I made my way upstairs. I stopped on the landing, at the image of Lila hanging on the huge wall of the main stairwell. It was the framed film poster of that iconic scene in Nefarious, where she’s naked and straddling Oliver Knight and you
see the long curve of her backbone and her butt and her calves and her feet in those heels, as she looks over her shoulder and stares right into your eyes. It had been in every house I’d ever lived in. Papa Chesterton had hung it above the fireplace.
“Can you believe the shit I have to deal with?” I said to Max, and nodded toward it. His eyes were soulful pools of understanding.
I poked my head into Lila’s room, but I didn’t go in. I didn’t really want to know what I might find. I saw the rumpled bed and a pile of shoes and that was enough. Next, I headed to the second-floor guest room next to Lila’s.

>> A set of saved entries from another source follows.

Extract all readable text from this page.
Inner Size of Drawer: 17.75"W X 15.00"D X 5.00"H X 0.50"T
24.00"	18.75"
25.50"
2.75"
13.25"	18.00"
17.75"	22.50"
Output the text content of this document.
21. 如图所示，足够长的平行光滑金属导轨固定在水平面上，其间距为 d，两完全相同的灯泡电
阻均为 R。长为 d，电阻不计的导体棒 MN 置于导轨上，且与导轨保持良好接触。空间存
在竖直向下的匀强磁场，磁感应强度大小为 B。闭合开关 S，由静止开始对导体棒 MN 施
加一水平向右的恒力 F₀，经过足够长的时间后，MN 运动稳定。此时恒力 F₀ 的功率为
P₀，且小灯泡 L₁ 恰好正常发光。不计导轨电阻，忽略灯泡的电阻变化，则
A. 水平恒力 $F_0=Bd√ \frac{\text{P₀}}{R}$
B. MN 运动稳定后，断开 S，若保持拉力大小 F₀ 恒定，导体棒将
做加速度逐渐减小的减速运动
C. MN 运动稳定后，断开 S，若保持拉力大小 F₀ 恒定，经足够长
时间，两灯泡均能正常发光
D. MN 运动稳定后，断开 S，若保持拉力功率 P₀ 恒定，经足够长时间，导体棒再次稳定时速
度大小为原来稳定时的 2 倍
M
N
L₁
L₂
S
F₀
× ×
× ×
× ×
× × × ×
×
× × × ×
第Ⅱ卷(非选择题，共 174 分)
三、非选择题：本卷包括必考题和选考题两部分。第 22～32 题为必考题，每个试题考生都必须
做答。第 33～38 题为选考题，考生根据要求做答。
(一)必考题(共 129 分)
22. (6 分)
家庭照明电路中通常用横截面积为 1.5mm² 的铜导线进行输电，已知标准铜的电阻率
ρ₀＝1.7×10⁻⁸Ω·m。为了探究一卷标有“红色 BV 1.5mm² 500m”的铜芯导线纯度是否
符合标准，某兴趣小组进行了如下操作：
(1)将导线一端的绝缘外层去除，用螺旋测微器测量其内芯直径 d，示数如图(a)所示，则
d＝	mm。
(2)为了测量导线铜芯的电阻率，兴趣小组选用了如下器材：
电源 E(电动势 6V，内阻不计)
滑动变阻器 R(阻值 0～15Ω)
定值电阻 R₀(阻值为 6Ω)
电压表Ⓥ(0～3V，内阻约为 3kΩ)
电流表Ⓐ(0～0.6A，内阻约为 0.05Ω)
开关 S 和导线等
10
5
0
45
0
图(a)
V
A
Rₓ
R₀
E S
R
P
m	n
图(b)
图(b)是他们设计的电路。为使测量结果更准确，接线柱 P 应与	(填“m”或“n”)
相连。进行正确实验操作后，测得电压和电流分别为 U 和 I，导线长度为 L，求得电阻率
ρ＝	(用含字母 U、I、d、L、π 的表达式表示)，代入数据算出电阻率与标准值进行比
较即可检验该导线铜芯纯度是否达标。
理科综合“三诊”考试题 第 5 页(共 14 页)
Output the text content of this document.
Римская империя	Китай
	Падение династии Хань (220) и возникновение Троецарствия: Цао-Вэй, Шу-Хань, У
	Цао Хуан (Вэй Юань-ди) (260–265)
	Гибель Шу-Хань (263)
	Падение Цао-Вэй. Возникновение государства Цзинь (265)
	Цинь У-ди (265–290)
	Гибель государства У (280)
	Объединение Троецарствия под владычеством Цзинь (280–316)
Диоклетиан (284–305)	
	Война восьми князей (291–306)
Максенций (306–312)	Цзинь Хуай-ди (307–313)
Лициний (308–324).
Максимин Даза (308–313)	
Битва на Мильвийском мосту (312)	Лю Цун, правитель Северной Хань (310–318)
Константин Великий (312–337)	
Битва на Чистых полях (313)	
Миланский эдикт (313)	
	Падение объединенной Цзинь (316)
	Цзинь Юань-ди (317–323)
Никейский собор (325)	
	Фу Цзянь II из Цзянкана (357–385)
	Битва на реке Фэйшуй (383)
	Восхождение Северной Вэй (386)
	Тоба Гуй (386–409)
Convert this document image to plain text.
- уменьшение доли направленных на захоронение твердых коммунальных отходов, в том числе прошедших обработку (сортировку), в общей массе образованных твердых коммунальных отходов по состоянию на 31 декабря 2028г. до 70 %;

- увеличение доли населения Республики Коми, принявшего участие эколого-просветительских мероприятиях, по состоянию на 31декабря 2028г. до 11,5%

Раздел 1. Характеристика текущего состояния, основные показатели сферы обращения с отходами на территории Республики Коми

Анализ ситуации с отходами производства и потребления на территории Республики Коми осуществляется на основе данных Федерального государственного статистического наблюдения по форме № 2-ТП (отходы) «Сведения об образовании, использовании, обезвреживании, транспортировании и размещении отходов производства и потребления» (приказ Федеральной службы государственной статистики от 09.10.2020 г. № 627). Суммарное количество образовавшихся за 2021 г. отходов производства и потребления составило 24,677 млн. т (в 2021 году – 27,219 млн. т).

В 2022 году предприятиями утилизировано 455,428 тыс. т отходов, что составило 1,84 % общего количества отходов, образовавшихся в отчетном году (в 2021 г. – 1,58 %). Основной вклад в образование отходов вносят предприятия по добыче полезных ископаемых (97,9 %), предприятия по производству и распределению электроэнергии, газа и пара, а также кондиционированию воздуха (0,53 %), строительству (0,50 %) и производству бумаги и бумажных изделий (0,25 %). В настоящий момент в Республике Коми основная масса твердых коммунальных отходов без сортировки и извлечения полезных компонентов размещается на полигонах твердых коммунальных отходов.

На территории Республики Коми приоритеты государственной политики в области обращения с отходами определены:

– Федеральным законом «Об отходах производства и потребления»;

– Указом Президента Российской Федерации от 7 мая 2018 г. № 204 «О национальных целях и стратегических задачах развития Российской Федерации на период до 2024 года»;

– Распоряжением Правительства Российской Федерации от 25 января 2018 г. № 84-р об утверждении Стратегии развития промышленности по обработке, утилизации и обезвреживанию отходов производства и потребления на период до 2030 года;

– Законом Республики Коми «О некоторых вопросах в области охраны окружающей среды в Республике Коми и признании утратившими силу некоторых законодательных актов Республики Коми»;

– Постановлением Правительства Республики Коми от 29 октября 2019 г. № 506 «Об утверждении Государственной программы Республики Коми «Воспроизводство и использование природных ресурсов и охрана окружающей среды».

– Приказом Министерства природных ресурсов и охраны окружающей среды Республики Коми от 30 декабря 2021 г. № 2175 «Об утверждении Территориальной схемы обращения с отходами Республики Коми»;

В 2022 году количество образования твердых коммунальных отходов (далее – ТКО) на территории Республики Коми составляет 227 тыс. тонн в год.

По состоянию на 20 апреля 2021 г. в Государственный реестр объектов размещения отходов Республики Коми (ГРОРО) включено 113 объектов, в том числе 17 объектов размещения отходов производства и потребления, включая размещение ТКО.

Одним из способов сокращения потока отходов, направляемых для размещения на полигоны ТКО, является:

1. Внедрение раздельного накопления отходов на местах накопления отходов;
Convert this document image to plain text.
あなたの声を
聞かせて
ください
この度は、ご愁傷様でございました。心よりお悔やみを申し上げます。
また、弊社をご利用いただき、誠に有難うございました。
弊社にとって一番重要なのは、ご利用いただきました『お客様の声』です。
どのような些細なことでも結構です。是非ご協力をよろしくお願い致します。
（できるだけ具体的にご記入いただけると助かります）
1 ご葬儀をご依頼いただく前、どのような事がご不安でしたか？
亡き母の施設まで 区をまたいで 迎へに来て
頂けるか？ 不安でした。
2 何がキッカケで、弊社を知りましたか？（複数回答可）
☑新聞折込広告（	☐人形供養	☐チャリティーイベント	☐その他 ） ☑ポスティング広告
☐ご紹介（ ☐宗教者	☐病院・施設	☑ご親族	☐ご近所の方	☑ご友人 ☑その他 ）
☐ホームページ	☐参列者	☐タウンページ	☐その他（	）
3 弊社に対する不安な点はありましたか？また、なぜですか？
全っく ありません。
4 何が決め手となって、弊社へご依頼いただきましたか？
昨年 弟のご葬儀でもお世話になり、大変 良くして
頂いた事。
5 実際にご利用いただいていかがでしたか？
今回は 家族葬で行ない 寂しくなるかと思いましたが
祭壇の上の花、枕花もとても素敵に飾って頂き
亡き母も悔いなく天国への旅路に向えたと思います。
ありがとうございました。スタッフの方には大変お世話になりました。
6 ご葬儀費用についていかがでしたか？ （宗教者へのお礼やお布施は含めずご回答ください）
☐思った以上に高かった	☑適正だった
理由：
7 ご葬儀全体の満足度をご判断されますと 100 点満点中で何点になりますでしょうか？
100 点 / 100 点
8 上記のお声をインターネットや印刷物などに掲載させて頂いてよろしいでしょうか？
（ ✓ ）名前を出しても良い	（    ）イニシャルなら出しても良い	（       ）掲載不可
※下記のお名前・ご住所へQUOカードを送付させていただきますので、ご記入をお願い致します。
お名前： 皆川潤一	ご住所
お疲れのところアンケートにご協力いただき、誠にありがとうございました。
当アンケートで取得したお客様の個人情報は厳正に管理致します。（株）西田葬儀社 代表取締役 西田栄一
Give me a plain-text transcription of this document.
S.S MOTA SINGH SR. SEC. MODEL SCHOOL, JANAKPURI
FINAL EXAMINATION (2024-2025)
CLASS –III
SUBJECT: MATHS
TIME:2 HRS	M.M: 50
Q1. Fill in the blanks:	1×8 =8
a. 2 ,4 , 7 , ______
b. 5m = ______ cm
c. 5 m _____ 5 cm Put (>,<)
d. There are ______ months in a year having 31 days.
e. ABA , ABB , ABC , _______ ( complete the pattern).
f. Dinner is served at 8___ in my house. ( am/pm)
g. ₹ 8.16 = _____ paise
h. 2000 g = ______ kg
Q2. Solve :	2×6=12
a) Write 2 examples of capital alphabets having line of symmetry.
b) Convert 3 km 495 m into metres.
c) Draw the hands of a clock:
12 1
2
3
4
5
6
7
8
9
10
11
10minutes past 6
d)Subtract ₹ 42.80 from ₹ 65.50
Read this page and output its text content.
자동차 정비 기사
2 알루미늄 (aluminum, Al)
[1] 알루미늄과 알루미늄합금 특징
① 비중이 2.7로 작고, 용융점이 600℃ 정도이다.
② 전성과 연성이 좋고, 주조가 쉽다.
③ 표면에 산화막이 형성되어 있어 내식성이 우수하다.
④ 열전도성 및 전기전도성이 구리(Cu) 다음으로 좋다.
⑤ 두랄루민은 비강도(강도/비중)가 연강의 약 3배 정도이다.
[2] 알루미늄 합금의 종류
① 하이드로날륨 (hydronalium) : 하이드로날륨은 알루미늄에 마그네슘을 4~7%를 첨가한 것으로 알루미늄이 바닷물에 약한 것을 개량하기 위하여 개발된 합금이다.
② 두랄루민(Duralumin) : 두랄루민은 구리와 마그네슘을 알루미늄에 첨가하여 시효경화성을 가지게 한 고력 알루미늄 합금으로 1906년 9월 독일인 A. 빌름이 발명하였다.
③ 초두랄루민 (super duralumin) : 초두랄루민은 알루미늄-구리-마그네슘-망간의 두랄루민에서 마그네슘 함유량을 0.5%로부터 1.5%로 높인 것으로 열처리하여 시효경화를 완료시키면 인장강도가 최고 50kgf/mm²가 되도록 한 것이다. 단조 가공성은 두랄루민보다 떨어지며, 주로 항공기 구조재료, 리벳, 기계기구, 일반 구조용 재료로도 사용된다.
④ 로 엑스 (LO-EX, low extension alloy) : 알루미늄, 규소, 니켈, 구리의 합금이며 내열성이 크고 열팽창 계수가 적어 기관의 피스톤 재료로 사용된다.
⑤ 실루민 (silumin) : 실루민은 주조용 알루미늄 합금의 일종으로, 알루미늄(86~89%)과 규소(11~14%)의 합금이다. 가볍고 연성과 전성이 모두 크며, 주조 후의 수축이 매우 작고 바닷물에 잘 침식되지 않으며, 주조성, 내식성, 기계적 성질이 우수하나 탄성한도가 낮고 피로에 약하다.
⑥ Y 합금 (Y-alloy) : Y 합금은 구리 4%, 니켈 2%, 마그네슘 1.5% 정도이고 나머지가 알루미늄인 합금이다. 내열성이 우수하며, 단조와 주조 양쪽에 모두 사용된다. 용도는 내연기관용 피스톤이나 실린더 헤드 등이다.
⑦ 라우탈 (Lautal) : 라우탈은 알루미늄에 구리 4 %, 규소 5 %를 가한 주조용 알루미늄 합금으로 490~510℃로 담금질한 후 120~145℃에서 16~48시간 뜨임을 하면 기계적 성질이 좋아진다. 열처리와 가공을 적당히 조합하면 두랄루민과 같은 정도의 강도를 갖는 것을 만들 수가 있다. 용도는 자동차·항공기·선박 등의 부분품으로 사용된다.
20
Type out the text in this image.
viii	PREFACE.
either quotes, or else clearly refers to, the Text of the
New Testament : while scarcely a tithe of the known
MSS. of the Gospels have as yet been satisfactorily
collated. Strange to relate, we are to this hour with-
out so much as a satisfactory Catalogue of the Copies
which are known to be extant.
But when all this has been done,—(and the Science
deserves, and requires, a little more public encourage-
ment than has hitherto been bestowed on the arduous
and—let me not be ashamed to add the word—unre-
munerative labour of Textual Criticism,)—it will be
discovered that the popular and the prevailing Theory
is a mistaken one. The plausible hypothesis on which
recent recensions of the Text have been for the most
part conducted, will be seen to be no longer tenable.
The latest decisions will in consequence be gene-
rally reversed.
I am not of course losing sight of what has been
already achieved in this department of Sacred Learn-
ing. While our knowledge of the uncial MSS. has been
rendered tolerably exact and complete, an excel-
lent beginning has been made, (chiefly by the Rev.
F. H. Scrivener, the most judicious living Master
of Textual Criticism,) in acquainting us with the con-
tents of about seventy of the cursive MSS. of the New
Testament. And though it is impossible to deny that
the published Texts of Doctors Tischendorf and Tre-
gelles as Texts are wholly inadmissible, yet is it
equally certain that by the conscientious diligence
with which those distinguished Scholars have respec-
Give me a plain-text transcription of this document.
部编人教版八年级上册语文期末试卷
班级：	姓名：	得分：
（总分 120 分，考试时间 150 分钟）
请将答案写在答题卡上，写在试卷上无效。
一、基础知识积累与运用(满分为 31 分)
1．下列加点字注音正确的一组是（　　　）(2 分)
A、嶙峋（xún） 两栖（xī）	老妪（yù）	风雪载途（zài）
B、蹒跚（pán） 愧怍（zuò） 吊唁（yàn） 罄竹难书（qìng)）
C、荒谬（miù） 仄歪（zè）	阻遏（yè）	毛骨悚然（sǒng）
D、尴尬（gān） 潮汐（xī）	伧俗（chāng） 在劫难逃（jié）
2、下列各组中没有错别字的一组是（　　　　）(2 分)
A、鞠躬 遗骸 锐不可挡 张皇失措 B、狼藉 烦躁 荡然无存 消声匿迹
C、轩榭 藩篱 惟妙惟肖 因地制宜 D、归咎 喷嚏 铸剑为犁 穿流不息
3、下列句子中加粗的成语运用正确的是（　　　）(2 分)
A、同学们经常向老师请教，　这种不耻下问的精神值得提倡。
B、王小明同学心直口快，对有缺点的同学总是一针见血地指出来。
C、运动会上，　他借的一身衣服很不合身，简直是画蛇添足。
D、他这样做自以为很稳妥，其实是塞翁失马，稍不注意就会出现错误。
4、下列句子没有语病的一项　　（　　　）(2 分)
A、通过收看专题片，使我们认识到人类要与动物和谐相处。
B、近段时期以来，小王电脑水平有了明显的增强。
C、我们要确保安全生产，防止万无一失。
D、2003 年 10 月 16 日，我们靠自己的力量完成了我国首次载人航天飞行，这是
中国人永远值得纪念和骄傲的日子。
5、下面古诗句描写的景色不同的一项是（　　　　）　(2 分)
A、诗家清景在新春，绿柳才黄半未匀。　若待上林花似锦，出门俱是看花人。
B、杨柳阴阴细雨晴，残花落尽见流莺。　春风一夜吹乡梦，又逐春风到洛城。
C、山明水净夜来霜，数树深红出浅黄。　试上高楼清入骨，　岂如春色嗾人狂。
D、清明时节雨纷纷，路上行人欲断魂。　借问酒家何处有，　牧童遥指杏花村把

The door was shut, so I pushed it open slowly. I peered inside cautiously, just in case there was another creepy doll on the bed, or maybe a whole bunch of them, which would make me scream my head off. Instead, I was surprised to see that the room had been emptied of all its furniture. Now, it was full of wooden crates. Large, thin crates of various heights, stacked against one another, lined up and leaning against the walls.
It had to be art. Paintings. What else had that shape? I was kind of excited, because wow. Jake was maybe some kind of art collector, and I loved art. Art was my thing! Actually, to be honest, I didn’t know if art was my thing like it was Cora’s. It was a passion for her, a piece of her brain and body she was born with, where maybe I just liked having a thing and pastels were fun. Still, this was an amazing find. “Cora would freak,” I told Max.
I really wanted to see what was in those crates, but most of them were sealed tight. I carefully looked through the stacks, same as we’d flip through Hoodean’s brother’s vintage record collection, except the crates were really heavy. Some were so big that you’d need a couple of people to move them.
I finally spotted one that had been partially opened. The top of the wood frame was off, and the upper edge of all the layers of wrap and cardboard and foam were torn through. I wedged my fingers in so I could peek. I saw thick palette-knife swirls of yellow oil paint, hardened into layers.